The future of NRT may lie outside the traditional pharmaceutical framework. Nicotine pouches, which deliver nicotine without tobacco or combustion and share many pharmacological properties with NRT, are blurring the line between cessation aid and consumer product. Several public health researchers have proposed that nicotine products should be regulated along a risk continuum—with combustible cigarettes at the high-risk end, NRT at the low-risk end, and e-cigarettes and nicotine pouches somewhere in between—rather than in the binary pharmaceutical/tobacco framework that currently governs most jurisdictions. In this model, the goal is to move nicotine users down the risk continuum, and the regulatory framework is designed to make lower-risk products more accessible, more affordable, and more appealing than higher-risk ones. NRT, in such a framework, would be treated less as a medication and more as a consumer good—priced competitively, marketed honestly, and made universally available. Whether that's an improvement or a surrender depends on whether you believe the goal is a nicotine-free world or a smoke-free one.

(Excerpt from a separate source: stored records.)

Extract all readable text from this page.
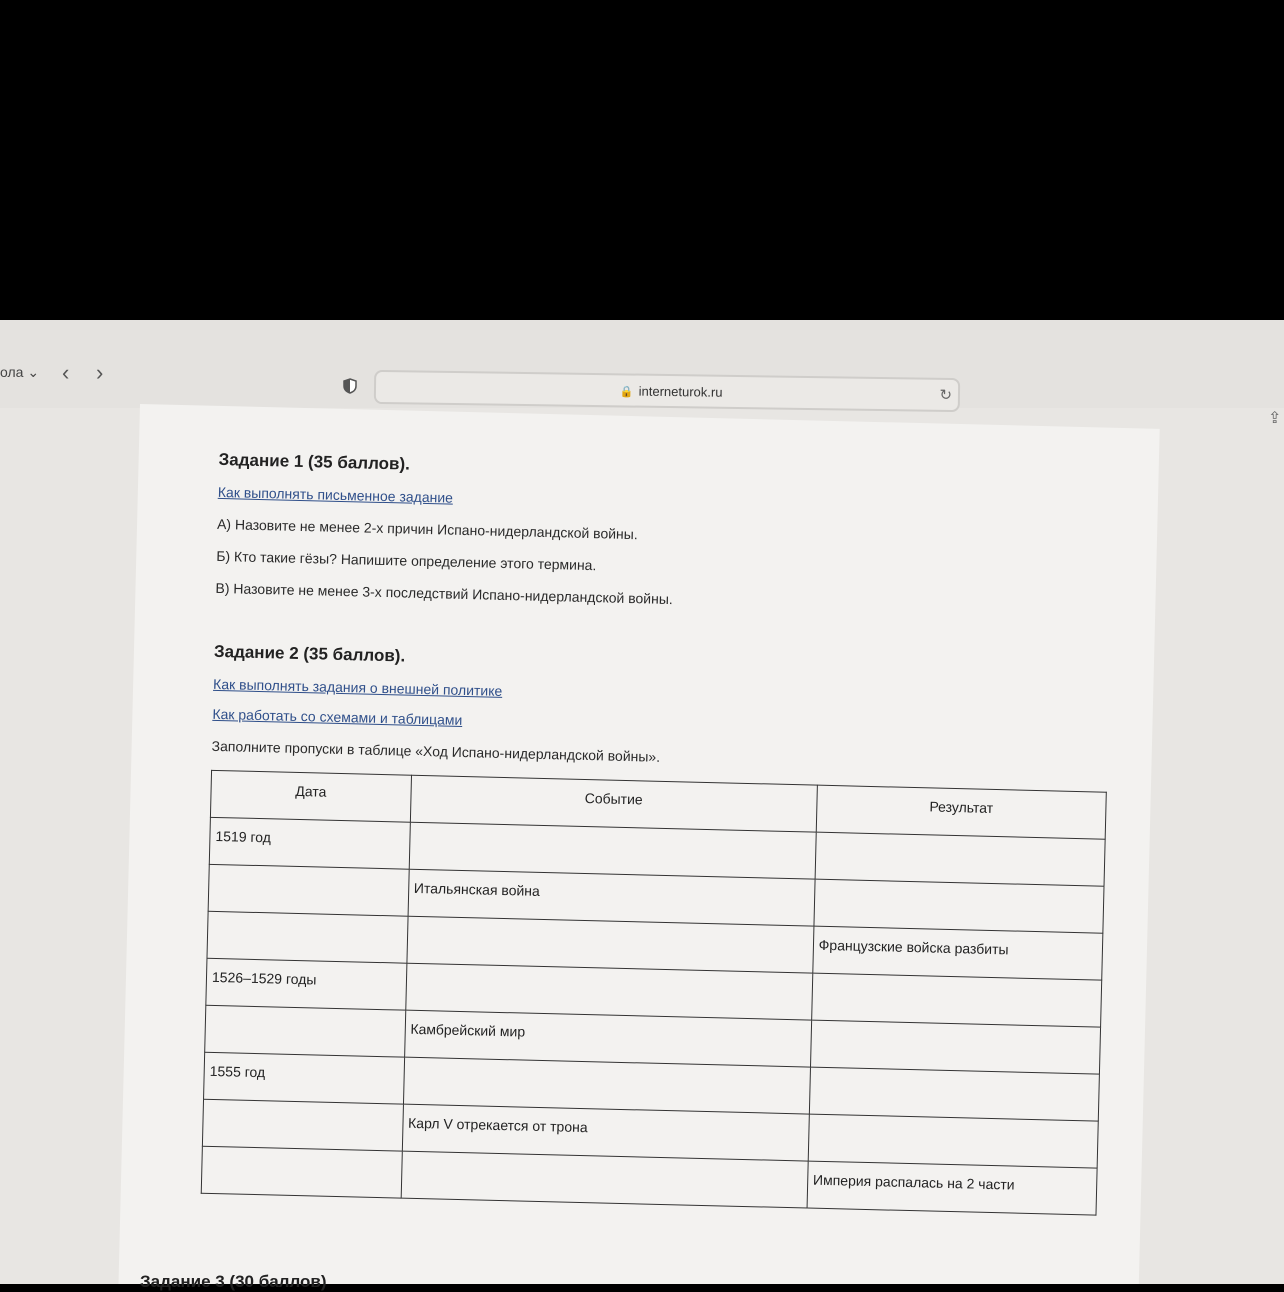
ола ⌄ ‹ ›
🔒 interneturok.ru	↻
⇪
Задание 1 (35 баллов).
Как выполнять письменное задание
А) Назовите не менее 2-х причин Испано-нидерландской войны.
Б) Кто такие гёзы? Напишите определение этого термина.
В) Назовите не менее 3-х последствий Испано-нидерландской войны.
Задание 2 (35 баллов).
Как выполнять задания о внешней политике
Как работать со схемами и таблицами
Заполните пропуски в таблице «Ход Испано-нидерландской войны».
Дата	Событие	Результат
1519 год		
	Итальянская война	
		Французские войска разбиты
1526–1529 годы		
	Камбрейский мир	
1555 год		
	Карл V отрекается от трона	
		Империя распалась на 2 части
Задание 3 (30 баллов)
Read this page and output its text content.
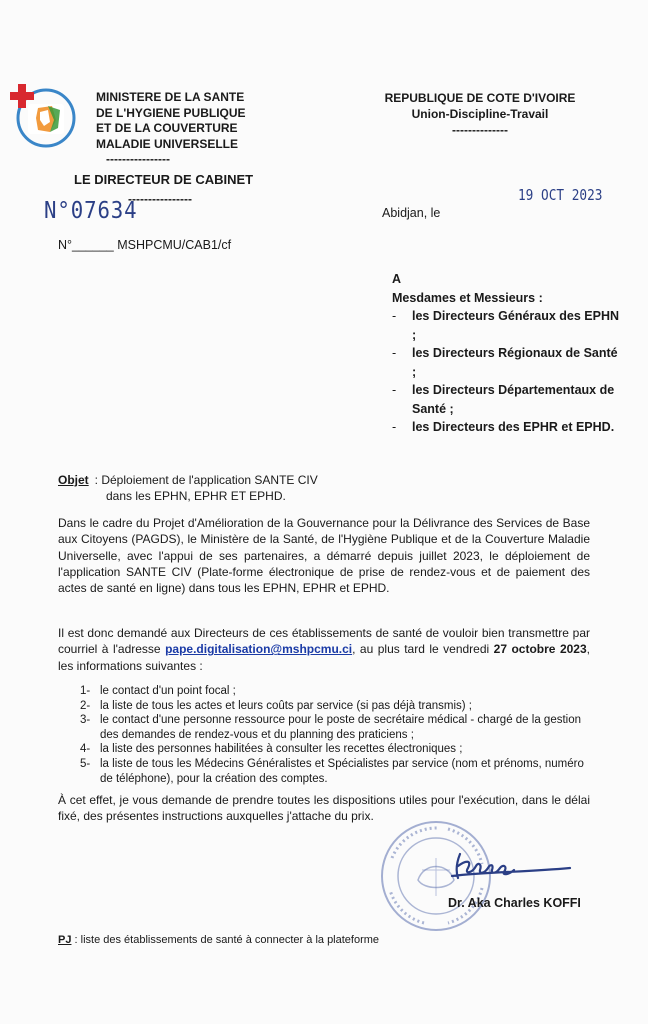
MINISTERE DE LA SANTE
DE L'HYGIENE PUBLIQUE
ET DE LA COUVERTURE
MALADIE UNIVERSELLE
----------------
REPUBLIQUE DE COTE D'IVOIRE
Union-Discipline-Travail
--------------
LE DIRECTEUR DE CABINET
----------------
N°07634
19 OCT 2023
Abidjan, le
N°______ MSHPCMU/CAB1/cf
A
Mesdames et Messieurs :
- les Directeurs Généraux des EPHN ;
- les Directeurs Régionaux de Santé ;
- les Directeurs Départementaux de Santé ;
- les Directeurs des EPHR et EPHD.
Objet : Déploiement de l'application SANTE CIV
dans les EPHN, EPHR ET EPHD.
Dans le cadre du Projet d'Amélioration de la Gouvernance pour la Délivrance des Services de Base aux Citoyens (PAGDS), le Ministère de la Santé, de l'Hygiène Publique et de la Couverture Maladie Universelle, avec l'appui de ses partenaires, a démarré depuis juillet 2023, le déploiement de l'application SANTE CIV (Plate-forme électronique de prise de rendez-vous et de paiement des actes de santé en ligne) dans tous les EPHN, EPHR et EPHD.
Il est donc demandé aux Directeurs de ces établissements de santé de vouloir bien transmettre par courriel à l'adresse pape.digitalisation@mshpcmu.ci, au plus tard le vendredi 27 octobre 2023, les informations suivantes :
1- le contact d'un point focal ;
2- la liste de tous les actes et leurs coûts par service (si pas déjà transmis) ;
3- le contact d'une personne ressource pour le poste de secrétaire médical - chargé de la gestion des demandes de rendez-vous et du planning des praticiens ;
4- la liste des personnes habilitées à consulter les recettes électroniques ;
5- la liste de tous les Médecins Généralistes et Spécialistes par service (nom et prénoms, numéro de téléphone), pour la création des comptes.
À cet effet, je vous demande de prendre toutes les dispositions utiles pour l'exécution, dans le délai fixé, des présentes instructions auxquelles j'attache du prix.
Dr. Aka Charles KOFFI
PJ : liste des établissements de santé à connecter à la plateforme
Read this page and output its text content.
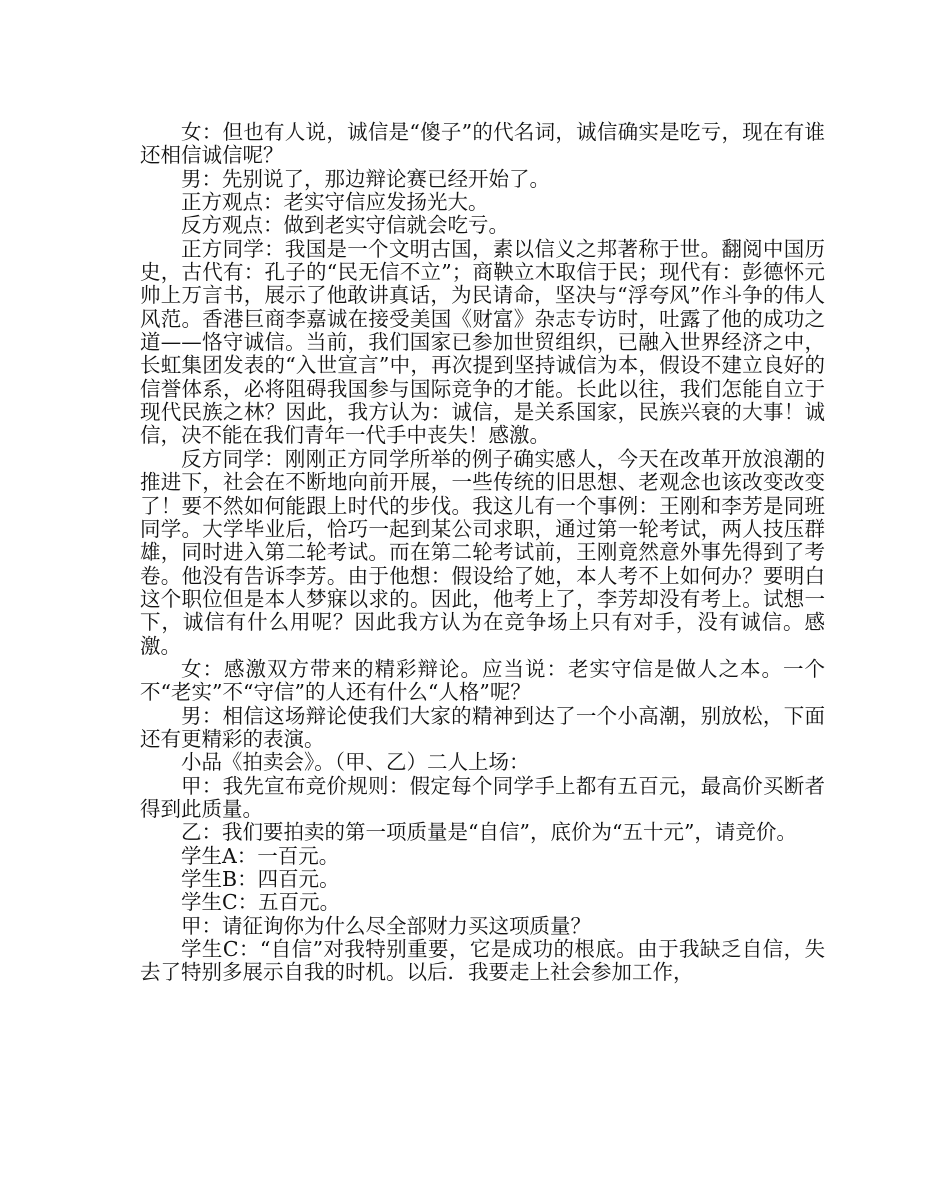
女：但也有人说，诚信是“傻子”的代名词，诚信确实是吃亏，现在有谁还相信诚信呢？

男：先别说了，那边辩论赛已经开始了。

正方观点：老实守信应发扬光大。

反方观点：做到老实守信就会吃亏。

正方同学：我国是一个文明古国，素以信义之邦著称于世。翻阅中国历史，古代有：孔子的“民无信不立”；商鞅立木取信于民；现代有：彭德怀元帅上万言书，展示了他敢讲真话，为民请命，坚决与“浮夸风”作斗争的伟人风范。香港巨商李嘉诚在接受美国《财富》杂志专访时，吐露了他的成功之道——恪守诚信。当前，我们国家已参加世贸组织，已融入世界经济之中，长虹集团发表的“入世宣言”中，再次提到坚持诚信为本，假设不建立良好的信誉体系，必将阻碍我国参与国际竞争的才能。长此以往，我们怎能自立于现代民族之林？因此，我方认为：诚信，是关系国家，民族兴衰的大事！诚信，决不能在我们青年一代手中丧失！感激。

反方同学：刚刚正方同学所举的例子确实感人，今天在改革开放浪潮的推进下，社会在不断地向前开展，一些传统的旧思想、老观念也该改变改变了！要不然如何能跟上时代的步伐。我这儿有一个事例：王刚和李芳是同班同学。大学毕业后，恰巧一起到某公司求职，通过第一轮考试，两人技压群雄，同时进入第二轮考试。而在第二轮考试前，王刚竟然意外事先得到了考卷。他没有告诉李芳。由于他想：假设给了她，本人考不上如何办？要明白这个职位但是本人梦寐以求的。因此，他考上了，李芳却没有考上。试想一下，诚信有什么用呢？因此我方认为在竞争场上只有对手，没有诚信。感激。

女：感激双方带来的精彩辩论。应当说：老实守信是做人之本。一个不“老实”不“守信”的人还有什么“人格”呢？

男：相信这场辩论使我们大家的精神到达了一个小高潮，别放松，下面还有更精彩的表演。

小品《拍卖会》。（甲、乙）二人上场：

甲：我先宣布竞价规则：假定每个同学手上都有五百元，最高价买断者得到此质量。

乙：我们要拍卖的第一项质量是“自信”，底价为“五十元”，请竞价。

学生A：一百元。

学生B：四百元。

学生C：五百元。

甲：请征询你为什么尽全部财力买这项质量？

学生C：“自信”对我特别重要，它是成功的根底。由于我缺乏自信，失去了特别多展示自我的时机。以后．我要走上社会参加工作，
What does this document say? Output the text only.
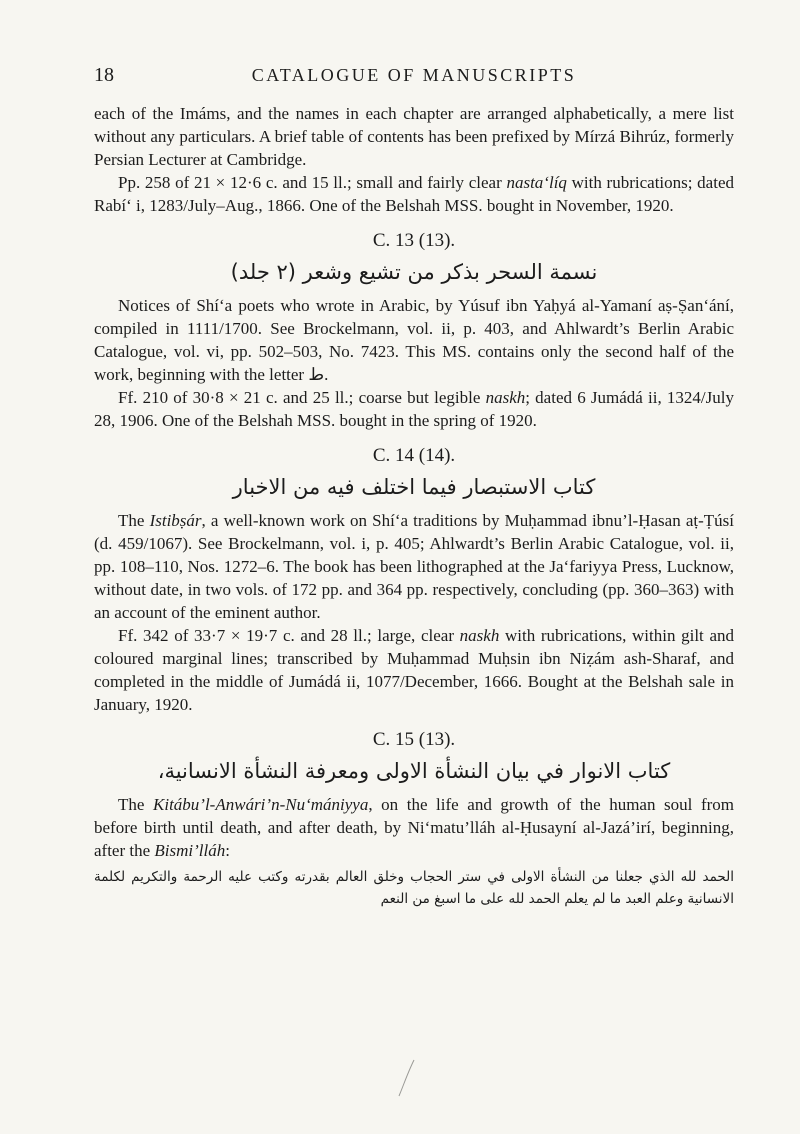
18	CATALOGUE OF MANUSCRIPTS

each of the Imáms, and the names in each chapter are arranged alphabetically, a mere list without any particulars. A brief table of contents has been prefixed by Mírzá Bihrúz, formerly Persian Lecturer at Cambridge.

Pp. 258 of 21 × 12·6 c. and 15 ll.; small and fairly clear nasta‘líq with rubrications; dated Rabí‘ i, 1283/July–Aug., 1866. One of the Belshah MSS. bought in November, 1920.

C. 13 (13).
نسمة السحر بذكر من تشيع وشعر (٢ جلد)

Notices of Shí‘a poets who wrote in Arabic, by Yúsuf ibn Yaḥyá al-Yamaní aṣ-Ṣan‘ání, compiled in 1111/1700. See Brockelmann, vol. ii, p. 403, and Ahlwardt’s Berlin Arabic Catalogue, vol. vi, pp. 502–503, No. 7423. This MS. contains only the second half of the work, beginning with the letter ط.

Ff. 210 of 30·8 × 21 c. and 25 ll.; coarse but legible naskh; dated 6 Jumádá ii, 1324/July 28, 1906. One of the Belshah MSS. bought in the spring of 1920.

C. 14 (14).
كتاب الاستبصار فيما اختلف فيه من الاخبار

The Istibṣár, a well-known work on Shí‘a traditions by Muḥammad ibnu’l-Ḥasan aṭ-Ṭúsí (d. 459/1067). See Brockelmann, vol. i, p. 405; Ahlwardt’s Berlin Arabic Catalogue, vol. ii, pp. 108–110, Nos. 1272–6. The book has been lithographed at the Ja‘fariyya Press, Lucknow, without date, in two vols. of 172 pp. and 364 pp. respectively, concluding (pp. 360–363) with an account of the eminent author.

Ff. 342 of 33·7 × 19·7 c. and 28 ll.; large, clear naskh with rubrications, within gilt and coloured marginal lines; transcribed by Muḥammad Muḥsin ibn Niẓám ash-Sharaf, and completed in the middle of Jumádá ii, 1077/December, 1666. Bought at the Belshah sale in January, 1920.

C. 15 (13).
كتاب الانوار في بيان النشأة الاولى ومعرفة النشأة الانسانية،

The Kitábu’l-Anwári’n-Nu‘mániyya, on the life and growth of the human soul from before birth until death, and after death, by Ni‘matu’lláh al-Ḥusayní al-Jazá’irí, beginning, after the Bismi’lláh:

الحمد لله الذي جعلنا من النشأة الاولى في ستر الحجاب وخلق العالم بقدرته وكتب عليه الرحمة والتكريم لكلمة الانسانية وعلم العبد ما لم يعلم الحمد لله على ما اسبغ من النعم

NRT is not a magic bullet. It roughly doubles the odds of quitting, which means that even with NRT, the majority of quit attempts still fail. The absolute quit rates—typically 7–10% sustained abstinence at one year—are sobering and reflect the biological reality that nicotine addiction is a chronic, relapsing condition. But NRT is the best tool we have that's been studied with the rigor of pharmaceutical regulation, proven safe over decades of post-market surveillance, and made available without the barriers that limit access to prescription medications. The fact that it's used by fewer than one in ten smokers attempting to quit is not an indictment of NRT. It's an indictment of a system that makes the most effective cessation tool inaccessible, unaffordable, or psychologically unacceptable to the people who need it most. Making NRT as easy to get as cigarettes—and as cheap, and as un-stigmatized—would be the single most impactful cessation intervention we could implement tomorrow. The evidence has been clear for decades. The implementation has not.